As Microsoft's Internet Explorer demonstrates, however, mere popularity isn't a measure of first-rate performance. Apache is most often the default Web server installed on most Linux servers, but its success isn't simply due to familiarity or lack of competition. Rather, it offers stability, high performance, a stellar security record, and an impressive array of features and extensions that give it many more capabilities than its commercial competitors. Apache effectively created the market for Web server software and continues to lead the way. In five years' time, IIS will no doubt be around in one form or another, but Apache will still lead the pack, pushing the envelope of what a Web server can do.

So was Apache a fluke?

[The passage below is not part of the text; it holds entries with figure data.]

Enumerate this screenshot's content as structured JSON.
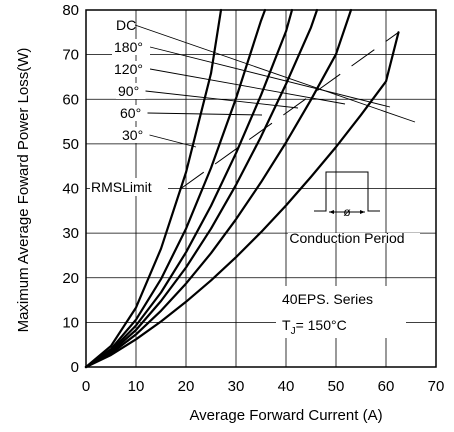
{
  "chart_data": {
    "type": "line",
    "xlabel": "Average Forward Current (A)",
    "ylabel": "Maximum Average Foward Power Loss(W)",
    "xlim": [
      0,
      70
    ],
    "ylim": [
      0,
      80
    ],
    "xticks": [
      "0",
      "10",
      "20",
      "30",
      "40",
      "50",
      "60",
      "70"
    ],
    "yticks": [
      "0",
      "10",
      "20",
      "30",
      "40",
      "50",
      "60",
      "70",
      "80"
    ],
    "grid": true,
    "series": [
      {
        "name": "30°",
        "x": [
          0,
          5,
          10,
          15,
          20,
          25,
          27
        ],
        "y": [
          0,
          4.7,
          13.3,
          26.5,
          43.6,
          65.8,
          80
        ]
      },
      {
        "name": "60°",
        "x": [
          0,
          5,
          10,
          15,
          20,
          25,
          30,
          35,
          35.8
        ],
        "y": [
          0,
          4.0,
          10.6,
          19.7,
          31.0,
          44.6,
          60.2,
          77.6,
          80
        ]
      },
      {
        "name": "90°",
        "x": [
          0,
          5,
          10,
          15,
          20,
          25,
          30,
          35,
          40,
          41.2
        ],
        "y": [
          0,
          3.6,
          9.3,
          16.7,
          25.7,
          36.1,
          47.9,
          60.9,
          75.2,
          80
        ]
      },
      {
        "name": "120°",
        "x": [
          0,
          5,
          10,
          15,
          20,
          25,
          30,
          35,
          40,
          45,
          46.2
        ],
        "y": [
          0,
          3.3,
          8.3,
          14.8,
          22.3,
          31.0,
          40.8,
          51.6,
          63.4,
          76.1,
          80
        ]
      },
      {
        "name": "180°",
        "x": [
          0,
          5,
          10,
          15,
          20,
          25,
          30,
          35,
          40,
          45,
          50,
          53.0
        ],
        "y": [
          0,
          3.0,
          7.3,
          12.6,
          18.7,
          25.5,
          33.1,
          41.4,
          50.3,
          59.9,
          70.1,
          80
        ]
      },
      {
        "name": "DC",
        "x": [
          0,
          5,
          10,
          15,
          20,
          25,
          30,
          35,
          40,
          45,
          50,
          55,
          60,
          62.5
        ],
        "y": [
          0,
          2.7,
          6.2,
          10.2,
          14.6,
          19.4,
          24.6,
          30.2,
          36.2,
          42.6,
          49.3,
          56.5,
          64.0,
          75
        ]
      }
    ],
    "rms_limit": {
      "x": [
        19,
        62.5
      ],
      "y": [
        40,
        75
      ]
    },
    "annotations": {
      "rms_label": "RMSLimit",
      "conduction_label": "Conduction Period",
      "phi_symbol": "ø",
      "series_title": "40EPS. Series",
      "tj_prefix": "T",
      "tj_sub": "J",
      "tj_suffix": "= 150°C"
    }
  }
}
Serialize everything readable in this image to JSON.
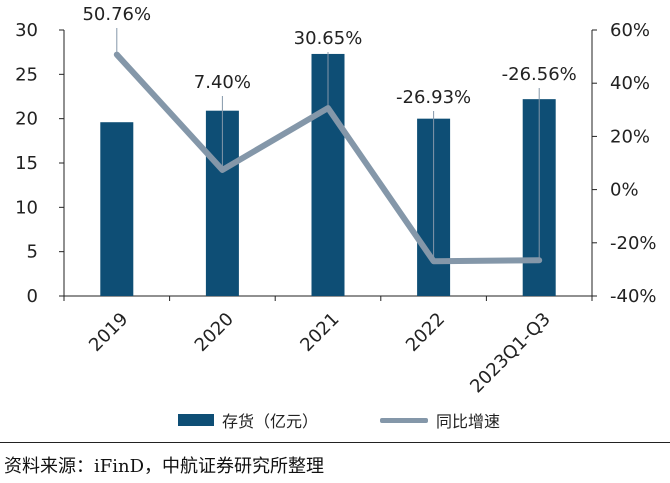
{
  "chart_data": {
    "type": "bar",
    "categories": [
      "2019",
      "2020",
      "2021",
      "2022",
      "2023Q1-Q3"
    ],
    "series": [
      {
        "name": "存货（亿元）",
        "type": "bar",
        "axis": "left",
        "values": [
          19.6,
          20.9,
          27.3,
          20.0,
          22.2
        ]
      },
      {
        "name": "同比增速",
        "type": "line",
        "axis": "right",
        "values": [
          50.76,
          7.4,
          30.65,
          -26.93,
          -26.56
        ],
        "labels": [
          "50.76%",
          "7.40%",
          "30.65%",
          "-26.93%",
          "-26.56%"
        ]
      }
    ],
    "left_axis": {
      "ylim": [
        0,
        30
      ],
      "ticks": [
        "0",
        "5",
        "10",
        "15",
        "20",
        "25",
        "30"
      ]
    },
    "right_axis": {
      "ylim": [
        -40,
        60
      ],
      "ticks": [
        "-40%",
        "-20%",
        "0%",
        "20%",
        "40%",
        "60%"
      ]
    },
    "legend_position": "bottom",
    "grid": false
  },
  "colors": {
    "bar": "#0e4e75",
    "line": "#8497a9",
    "axis": "#222222"
  },
  "source": "资料来源：iFinD，中航证券研究所整理"
}
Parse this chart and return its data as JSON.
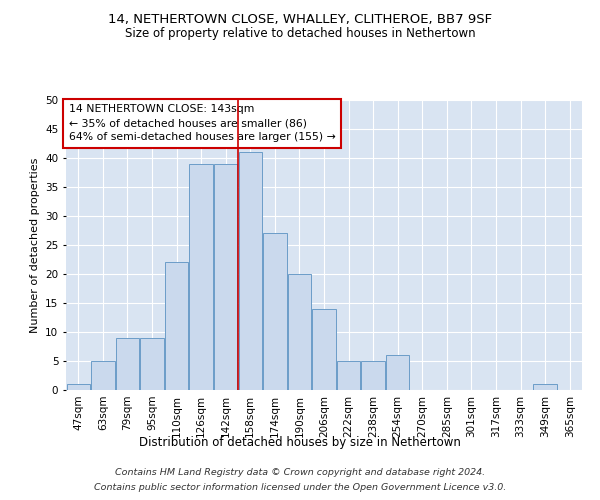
{
  "title1": "14, NETHERTOWN CLOSE, WHALLEY, CLITHEROE, BB7 9SF",
  "title2": "Size of property relative to detached houses in Nethertown",
  "xlabel": "Distribution of detached houses by size in Nethertown",
  "ylabel": "Number of detached properties",
  "footnote1": "Contains HM Land Registry data © Crown copyright and database right 2024.",
  "footnote2": "Contains public sector information licensed under the Open Government Licence v3.0.",
  "annotation_line1": "14 NETHERTOWN CLOSE: 143sqm",
  "annotation_line2": "← 35% of detached houses are smaller (86)",
  "annotation_line3": "64% of semi-detached houses are larger (155) →",
  "bar_color": "#cad9ed",
  "bar_edge_color": "#6b9cc8",
  "ref_line_color": "#cc0000",
  "annotation_box_color": "#ffffff",
  "annotation_box_edge": "#cc0000",
  "background_color": "#d9e4f2",
  "plot_bg_color": "#d9e4f2",
  "categories": [
    "47sqm",
    "63sqm",
    "79sqm",
    "95sqm",
    "110sqm",
    "126sqm",
    "142sqm",
    "158sqm",
    "174sqm",
    "190sqm",
    "206sqm",
    "222sqm",
    "238sqm",
    "254sqm",
    "270sqm",
    "285sqm",
    "301sqm",
    "317sqm",
    "333sqm",
    "349sqm",
    "365sqm"
  ],
  "values": [
    1,
    5,
    9,
    9,
    22,
    39,
    39,
    41,
    27,
    20,
    14,
    5,
    5,
    6,
    0,
    0,
    0,
    0,
    0,
    1,
    0
  ],
  "ref_line_x": 6.5,
  "ylim": [
    0,
    50
  ],
  "yticks": [
    0,
    5,
    10,
    15,
    20,
    25,
    30,
    35,
    40,
    45,
    50
  ],
  "title1_fontsize": 9.5,
  "title2_fontsize": 8.5,
  "ylabel_fontsize": 8,
  "xlabel_fontsize": 8.5,
  "tick_fontsize": 7.5,
  "annotation_fontsize": 7.8,
  "footnote_fontsize": 6.8
}
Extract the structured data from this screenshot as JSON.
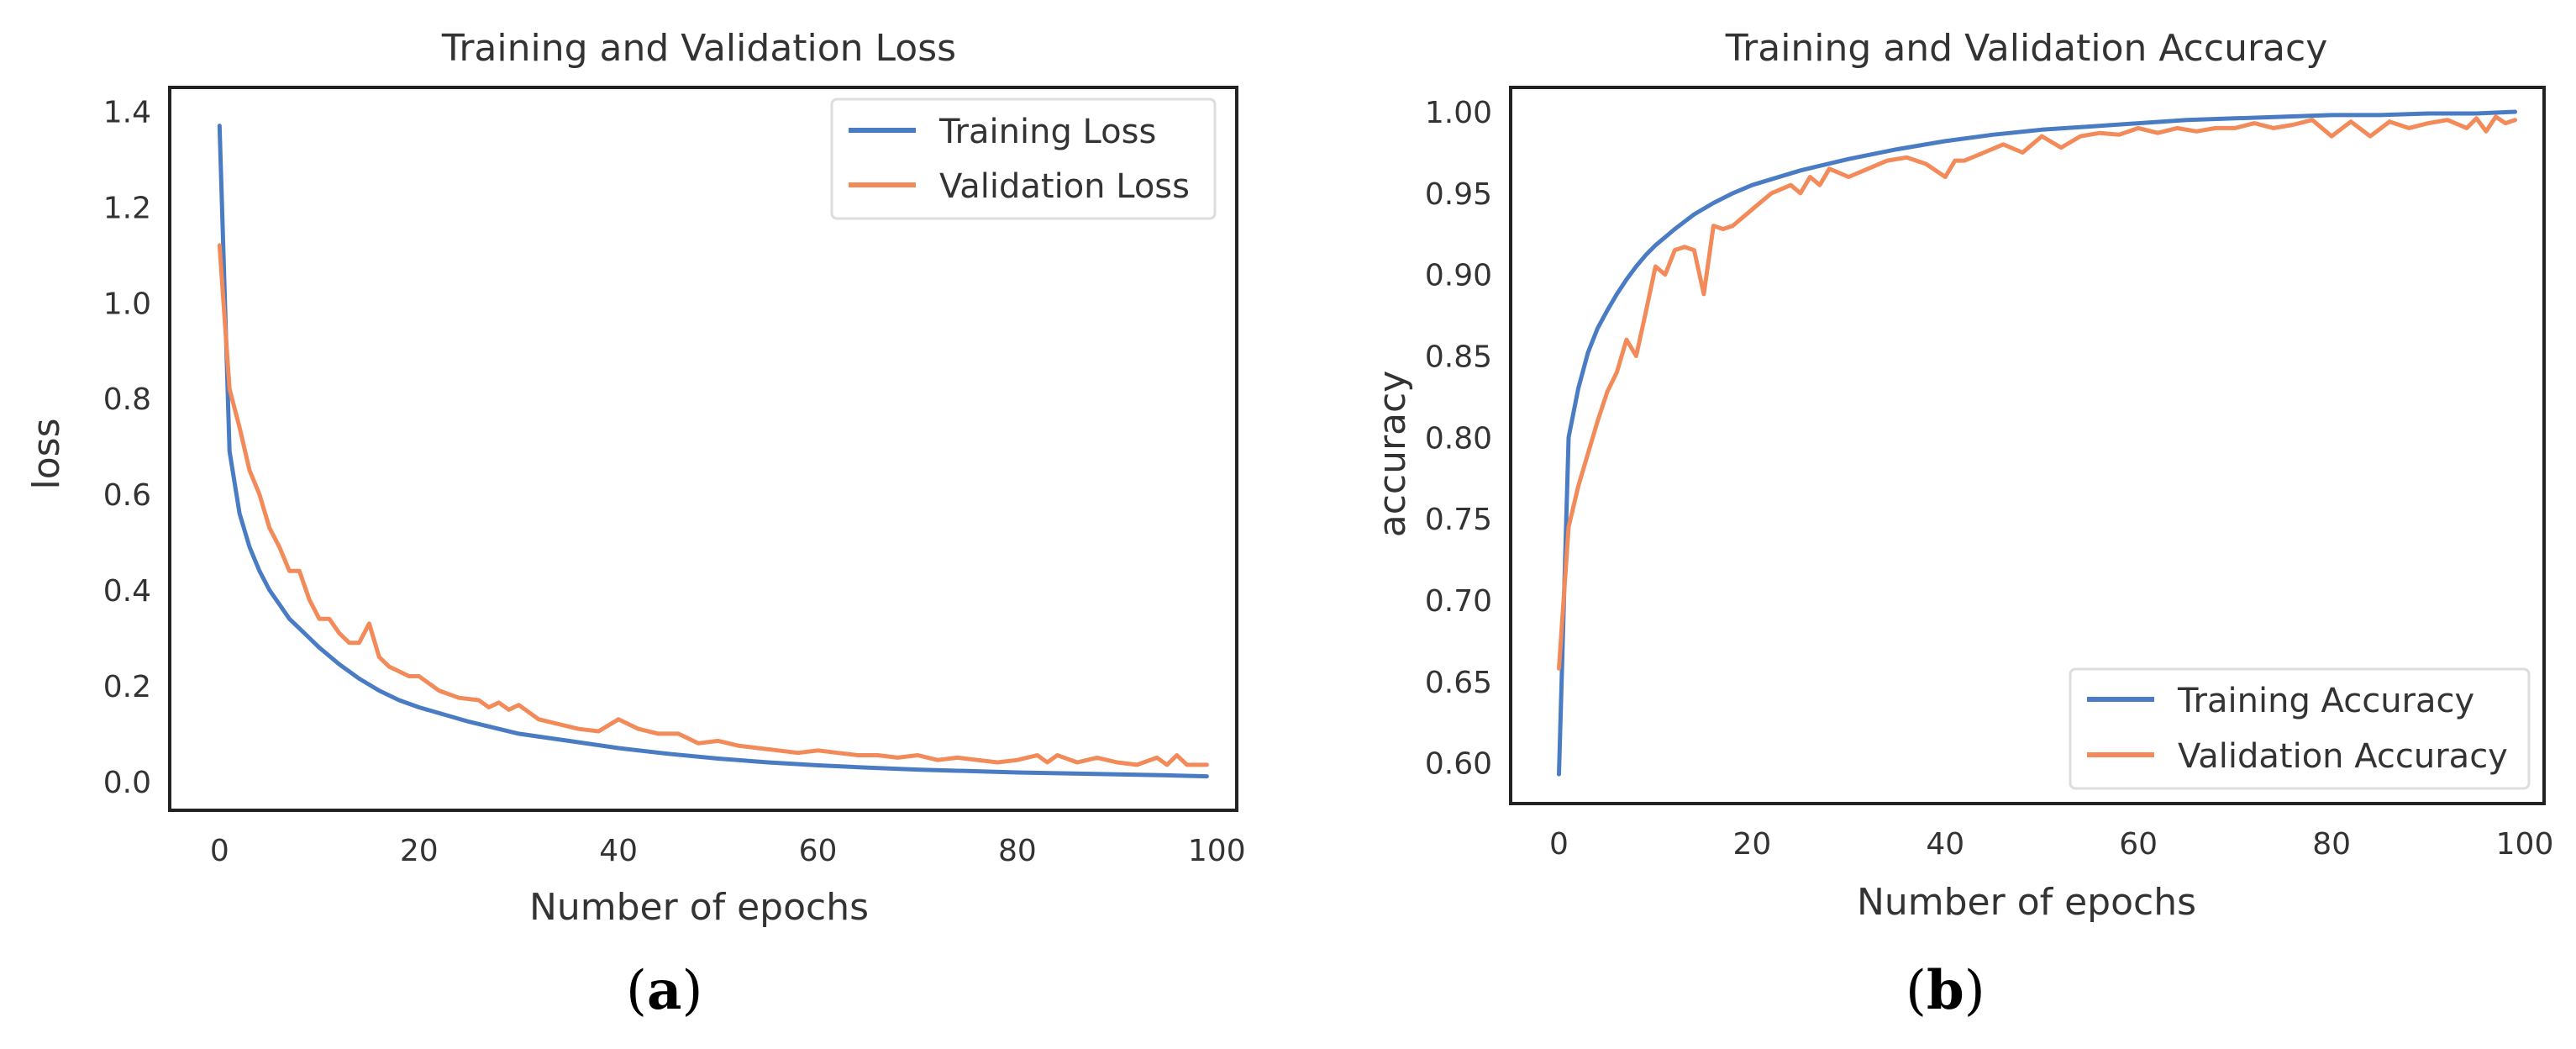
{
  "colors": {
    "training": "#4a7cc4",
    "validation": "#f28a5a",
    "frame": "#222222",
    "text": "#333333"
  },
  "chart_data": [
    {
      "type": "line",
      "caption": {
        "open": "(",
        "letter": "a",
        "close": ")"
      },
      "title": "Training and Validation Loss",
      "xlabel": "Number of epochs",
      "ylabel": "loss",
      "xlim": [
        -5,
        102
      ],
      "ylim": [
        -0.06,
        1.45
      ],
      "xticks": [
        0,
        20,
        40,
        60,
        80,
        100
      ],
      "yticks": [
        0.0,
        0.2,
        0.4,
        0.6,
        0.8,
        1.0,
        1.2,
        1.4
      ],
      "ytick_decimals": 1,
      "legend": "top-right",
      "series": [
        {
          "name": "Training Loss",
          "x": [
            0,
            1,
            2,
            3,
            4,
            5,
            6,
            7,
            8,
            9,
            10,
            12,
            14,
            16,
            18,
            20,
            25,
            30,
            35,
            40,
            45,
            50,
            55,
            60,
            65,
            70,
            75,
            80,
            85,
            90,
            95,
            99
          ],
          "y": [
            1.37,
            0.69,
            0.56,
            0.49,
            0.44,
            0.4,
            0.37,
            0.34,
            0.32,
            0.3,
            0.28,
            0.245,
            0.215,
            0.19,
            0.17,
            0.155,
            0.125,
            0.1,
            0.085,
            0.07,
            0.058,
            0.048,
            0.04,
            0.034,
            0.029,
            0.025,
            0.022,
            0.019,
            0.017,
            0.015,
            0.013,
            0.011
          ]
        },
        {
          "name": "Validation Loss",
          "x": [
            0,
            1,
            2,
            3,
            4,
            5,
            6,
            7,
            8,
            9,
            10,
            11,
            12,
            13,
            14,
            15,
            16,
            17,
            18,
            19,
            20,
            22,
            24,
            26,
            27,
            28,
            29,
            30,
            32,
            34,
            36,
            38,
            40,
            42,
            44,
            46,
            48,
            50,
            52,
            54,
            56,
            58,
            60,
            62,
            64,
            66,
            68,
            70,
            72,
            74,
            76,
            78,
            80,
            82,
            83,
            84,
            86,
            88,
            90,
            92,
            94,
            95,
            96,
            97,
            98,
            99
          ],
          "y": [
            1.12,
            0.82,
            0.74,
            0.65,
            0.6,
            0.53,
            0.49,
            0.44,
            0.44,
            0.38,
            0.34,
            0.34,
            0.31,
            0.29,
            0.29,
            0.33,
            0.26,
            0.24,
            0.23,
            0.22,
            0.22,
            0.19,
            0.175,
            0.17,
            0.155,
            0.165,
            0.15,
            0.16,
            0.13,
            0.12,
            0.11,
            0.105,
            0.13,
            0.11,
            0.1,
            0.1,
            0.08,
            0.085,
            0.075,
            0.07,
            0.065,
            0.06,
            0.065,
            0.06,
            0.055,
            0.055,
            0.05,
            0.055,
            0.045,
            0.05,
            0.045,
            0.04,
            0.045,
            0.055,
            0.04,
            0.055,
            0.04,
            0.05,
            0.04,
            0.035,
            0.05,
            0.035,
            0.055,
            0.035,
            0.035,
            0.035
          ]
        }
      ]
    },
    {
      "type": "line",
      "caption": {
        "open": "(",
        "letter": "b",
        "close": ")"
      },
      "title": "Training and Validation Accuracy",
      "xlabel": "Number of epochs",
      "ylabel": "accuracy",
      "xlim": [
        -5,
        102
      ],
      "ylim": [
        0.575,
        1.015
      ],
      "xticks": [
        0,
        20,
        40,
        60,
        80,
        100
      ],
      "yticks": [
        0.6,
        0.65,
        0.7,
        0.75,
        0.8,
        0.85,
        0.9,
        0.95,
        1.0
      ],
      "ytick_decimals": 2,
      "legend": "bottom-right",
      "series": [
        {
          "name": "Training Accuracy",
          "x": [
            0,
            1,
            2,
            3,
            4,
            5,
            6,
            7,
            8,
            9,
            10,
            12,
            14,
            16,
            18,
            20,
            25,
            30,
            35,
            40,
            45,
            50,
            55,
            60,
            65,
            70,
            75,
            80,
            85,
            90,
            95,
            99
          ],
          "y": [
            0.593,
            0.8,
            0.83,
            0.852,
            0.867,
            0.878,
            0.888,
            0.897,
            0.905,
            0.912,
            0.918,
            0.928,
            0.937,
            0.944,
            0.95,
            0.955,
            0.964,
            0.971,
            0.977,
            0.982,
            0.986,
            0.989,
            0.991,
            0.993,
            0.995,
            0.996,
            0.997,
            0.998,
            0.998,
            0.999,
            0.999,
            1.0
          ]
        },
        {
          "name": "Validation Accuracy",
          "x": [
            0,
            1,
            2,
            3,
            4,
            5,
            6,
            7,
            8,
            9,
            10,
            11,
            12,
            13,
            14,
            15,
            16,
            17,
            18,
            20,
            22,
            24,
            25,
            26,
            27,
            28,
            30,
            32,
            34,
            36,
            38,
            40,
            41,
            42,
            44,
            46,
            48,
            50,
            52,
            54,
            56,
            58,
            60,
            62,
            64,
            66,
            68,
            70,
            72,
            74,
            76,
            78,
            80,
            82,
            84,
            86,
            88,
            90,
            92,
            94,
            95,
            96,
            97,
            98,
            99
          ],
          "y": [
            0.658,
            0.745,
            0.77,
            0.79,
            0.81,
            0.828,
            0.84,
            0.86,
            0.85,
            0.877,
            0.905,
            0.9,
            0.915,
            0.917,
            0.915,
            0.888,
            0.93,
            0.928,
            0.93,
            0.94,
            0.95,
            0.955,
            0.95,
            0.96,
            0.955,
            0.965,
            0.96,
            0.965,
            0.97,
            0.972,
            0.968,
            0.96,
            0.97,
            0.97,
            0.975,
            0.98,
            0.975,
            0.985,
            0.978,
            0.985,
            0.987,
            0.986,
            0.99,
            0.987,
            0.99,
            0.988,
            0.99,
            0.99,
            0.993,
            0.99,
            0.992,
            0.995,
            0.985,
            0.994,
            0.985,
            0.994,
            0.99,
            0.993,
            0.995,
            0.99,
            0.996,
            0.988,
            0.997,
            0.993,
            0.995
          ]
        }
      ]
    }
  ]
}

Is it the lone case where the open source community was able to anticipate demand for a product before proprietary vendors could implement it? Hardly.

Across the software industry, countless developers, individuals, and companies are experimenting with open source methods. One reason is because community-driven development allows a software product to grow organically. As Eric S. Raymond observed in his seminal work, The Cathedral and the Bazaar, "Every good work of software starts by scratching a developer's personal itch." When a group of developers begins to collaborate in an open fashion, each one scratching a unique personal itch, the result is software that expands to fill those functional areas not addressed by proprietary offerings.